David Geer | Feb. 4, 2015
Some information spies navigate the hiring process with every intention to steal corporate secrets for a competitor or foreign state once inside. Others turn against an employer when angered and leave, lured by job offers and incentives to haul out as much data as they can when they go.

Perpetrators of corporate espionage get close to the data by entering through the least monitored yet most advantageous jobs for spying. "It's far easier to infiltrate a company as a lower level employee such as a janitor or mailroom staff member where the bar is much lower and the spy still gets the keys to the kingdom," says Becnel.

It's even easier to recruit someone who already works at the target company than it is to push a spy through the hiring process. "It's also very difficult for the enterprise to catch someone who is already inside," says Becnel.

"It's common for a competitor to approach a disgruntled employee, offer them a job with more compensation, and ask them to take all the sensitive data available before leaving the company," says Becnel. They may access electronic data or simply use their smartphone to record internal meetings and phone calls.

When recruiting current employees, the biggest prize is often the IT professional who has full access to every piece of data and whom the company does not audit. "Some of the largest espionage events were performed by IT people," says Cates.

Shut them out or lock them down

Deep, thorough background checks are a good start for securing companies against unwittingly hiring an operative who is working for a competitor or a foreign state, except when hiring them into the lower positions. "Vet lower level employees as you would vice presidents," says Becnel. When hiring someone away from a competitor, be especially careful in checking their background and intentions. Consider the cost of using lie-detector tests against the cost of not using them. Look at the likelihood and severity of the risk of losing data through a corporate spy. If you can afford to use these as mitigation tools or you cannot afford not to, then use them.
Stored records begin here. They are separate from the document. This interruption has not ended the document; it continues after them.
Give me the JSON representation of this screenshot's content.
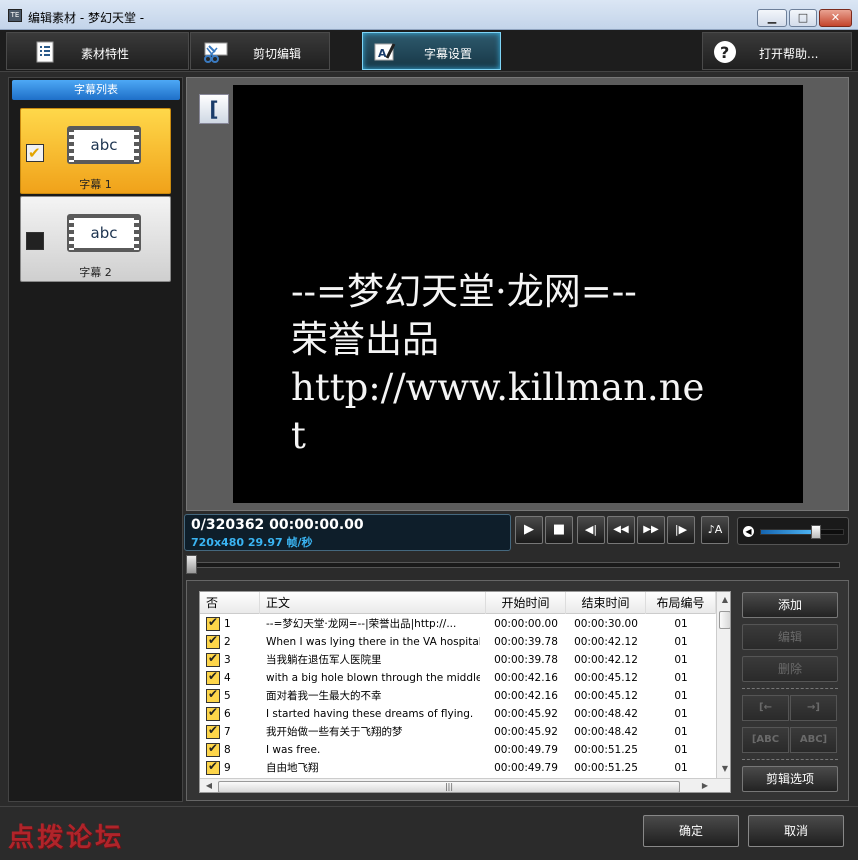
{
  "window": {
    "title": "编辑素材 - 梦幻天堂 -",
    "minimize_icon": "minimize-icon",
    "maximize_icon": "maximize-icon",
    "close_icon": "close-icon"
  },
  "tabs": [
    {
      "label": "素材特性",
      "icon": "properties-icon",
      "active": false
    },
    {
      "label": "剪切编辑",
      "icon": "cut-edit-icon",
      "active": false
    },
    {
      "label": "字幕设置",
      "icon": "subtitle-settings-icon",
      "active": true
    },
    {
      "label": "打开帮助...",
      "icon": "help-icon",
      "active": false
    }
  ],
  "subtitle_list": {
    "header": "字幕列表",
    "items": [
      {
        "name": "字幕 1",
        "thumb_text": "abc",
        "checked": true,
        "selected": true
      },
      {
        "name": "字幕 2",
        "thumb_text": "abc",
        "checked": false,
        "selected": false
      }
    ]
  },
  "preview": {
    "bracket_label": "[",
    "lines": [
      "--=梦幻天堂·龙网=--",
      "荣誉出品",
      "http://www.killman.ne",
      "t"
    ]
  },
  "timecode": {
    "main": "0/320362  00:00:00.00",
    "info": "720x480 29.97 帧/秒"
  },
  "transport": {
    "buttons": [
      {
        "name": "play-icon",
        "glyph": "▶"
      },
      {
        "name": "stop-icon",
        "glyph": "■"
      },
      {
        "name": "prev-frame-icon",
        "glyph": "◀|"
      },
      {
        "name": "rewind-icon",
        "glyph": "◀◀"
      },
      {
        "name": "fast-forward-icon",
        "glyph": "▶▶"
      },
      {
        "name": "next-frame-icon",
        "glyph": "|▶"
      },
      {
        "name": "audio-icon",
        "glyph": "♪A"
      }
    ],
    "volume_level": 0.65,
    "scrub_position": 0
  },
  "table": {
    "columns": [
      "否",
      "正文",
      "开始时间",
      "结束时间",
      "布局编号"
    ],
    "rows": [
      {
        "no": "1",
        "text": "--=梦幻天堂·龙网=--|荣誉出品|http://...",
        "start": "00:00:00.00",
        "end": "00:00:30.00",
        "layout": "01"
      },
      {
        "no": "2",
        "text": "When I was lying there in the VA hospital,",
        "start": "00:00:39.78",
        "end": "00:00:42.12",
        "layout": "01"
      },
      {
        "no": "3",
        "text": "当我躺在退伍军人医院里",
        "start": "00:00:39.78",
        "end": "00:00:42.12",
        "layout": "01"
      },
      {
        "no": "4",
        "text": "with a big hole blown through the middle ...",
        "start": "00:00:42.16",
        "end": "00:00:45.12",
        "layout": "01"
      },
      {
        "no": "5",
        "text": "面对着我一生最大的不幸",
        "start": "00:00:42.16",
        "end": "00:00:45.12",
        "layout": "01"
      },
      {
        "no": "6",
        "text": "I started having these dreams of flying.",
        "start": "00:00:45.92",
        "end": "00:00:48.42",
        "layout": "01"
      },
      {
        "no": "7",
        "text": "我开始做一些有关于飞翔的梦",
        "start": "00:00:45.92",
        "end": "00:00:48.42",
        "layout": "01"
      },
      {
        "no": "8",
        "text": "I was free.",
        "start": "00:00:49.79",
        "end": "00:00:51.25",
        "layout": "01"
      },
      {
        "no": "9",
        "text": "自由地飞翔",
        "start": "00:00:49.79",
        "end": "00:00:51.25",
        "layout": "01"
      }
    ]
  },
  "side_buttons": {
    "add": "添加",
    "edit": "编辑",
    "delete": "删除",
    "move_left": "[←",
    "move_right": "→]",
    "abc_left": "[ABC",
    "abc_right": "ABC]",
    "edit_options": "剪辑选项"
  },
  "footer": {
    "watermark": "点拨论坛",
    "ok": "确定",
    "cancel": "取消"
  }
}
Use HR to ensure the company is mentoring new hires and monitoring their behavior. "Make sure they understand their job function and are performing it adequately," says Cates. Deviations can be clues that they are using work time for something else, perhaps for spying.

Use technology to identify and limit employee exposure to sensitive information such as IP, customer data, and anything that might be tempting to a corporate spy. Make sure to have the appropriate controls in place to monitor employee access to sensitive information.

By auditing ever expanding Big Data, the enterprise can maintain an awareness of what needs protection so that it can apply the strongest protections to the most sensitive information. Audits can update the enterprise as to the amount of data, new data types, and increased data sensitivity so it can go back to square one with risk and impact analyses to determine again what to secure most. Then the enterprise can decide how to secure the varying data and data stores, and how to adjust access controls based on roles, responsibilities, and knowledge of who should see or touch the information.